22.09.2017
Wasserstoff im Lkw: Sauber weit und sicher fahren mit LOHC
Für kurze Distanzen und geringe Lasten Elektroautos – für den Personen- und Gütertransport auf weiteren Strecken Wasserstoff-Lkw und –Busse mit LOHC-Tanks. Das schlagen Prof. Wolfgang Arlt und seine Mit-Autoren in der Machbarkeitsstudie „Wasserstoff und Speicherung im Schwerlastverkehr“ als Straßen-Verkehrskonzept der Zukunft vor.

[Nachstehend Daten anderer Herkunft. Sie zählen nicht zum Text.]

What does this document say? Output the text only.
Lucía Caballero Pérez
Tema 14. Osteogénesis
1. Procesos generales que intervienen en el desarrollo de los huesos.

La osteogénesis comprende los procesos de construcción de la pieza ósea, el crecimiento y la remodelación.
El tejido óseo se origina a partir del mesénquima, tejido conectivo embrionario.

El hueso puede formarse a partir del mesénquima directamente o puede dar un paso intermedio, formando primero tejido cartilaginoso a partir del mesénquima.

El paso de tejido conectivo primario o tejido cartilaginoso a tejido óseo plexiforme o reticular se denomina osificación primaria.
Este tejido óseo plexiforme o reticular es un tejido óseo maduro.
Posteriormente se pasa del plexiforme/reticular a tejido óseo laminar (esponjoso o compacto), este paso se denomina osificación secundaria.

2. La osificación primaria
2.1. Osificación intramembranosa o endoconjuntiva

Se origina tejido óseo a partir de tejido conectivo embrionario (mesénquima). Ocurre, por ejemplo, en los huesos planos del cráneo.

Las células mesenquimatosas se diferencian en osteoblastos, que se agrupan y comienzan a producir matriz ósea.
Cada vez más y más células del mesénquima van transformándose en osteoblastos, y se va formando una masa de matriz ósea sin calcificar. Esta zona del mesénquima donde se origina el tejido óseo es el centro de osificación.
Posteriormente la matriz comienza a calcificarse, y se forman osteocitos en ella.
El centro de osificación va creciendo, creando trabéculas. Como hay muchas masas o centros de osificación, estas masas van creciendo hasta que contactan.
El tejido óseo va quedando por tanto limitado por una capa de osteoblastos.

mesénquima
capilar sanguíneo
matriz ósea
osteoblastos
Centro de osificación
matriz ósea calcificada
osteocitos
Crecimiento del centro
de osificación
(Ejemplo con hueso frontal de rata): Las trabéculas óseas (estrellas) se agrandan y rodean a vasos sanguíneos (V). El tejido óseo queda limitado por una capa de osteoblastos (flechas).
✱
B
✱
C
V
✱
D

Egal, ob der in LOHC gebundene Wasserstoff (H2) zentral im Hydrolyseur am Windpark in der Nordsee, am Solarkraftwerk in der Sahara oder dezentral an der Tankstelle vor Ort bereitgestellt wird: LOHC ist auf jeden Fall sicherer zu lagern und zu transportieren als die wesentlich bekannteren H2-Nutzungsarten in flüssiger oder Hochdruck-Form. Gerade die Explosionsgefahr von H2-Tanks wurde bislang oft als Argument gegen den per Elektrolyse herstellbaren, im Verbrauch sauberen Energieträgers H2 genutzt. Wird er mit Hilfe von Strom aus Sonnen- oder Windkraftwerken erzeugt, dann gilt er als emissionsfrei. In der Studie der Friedrich-Alexander-Uni Erlangen-Nürnberg, weisen die Autoren um Wolfgang Arlt auf diesen Vorteil besonders hin. Aus Wasser gemacht, wird er wieder zu Wasser, ohne messbare Schadstoffe.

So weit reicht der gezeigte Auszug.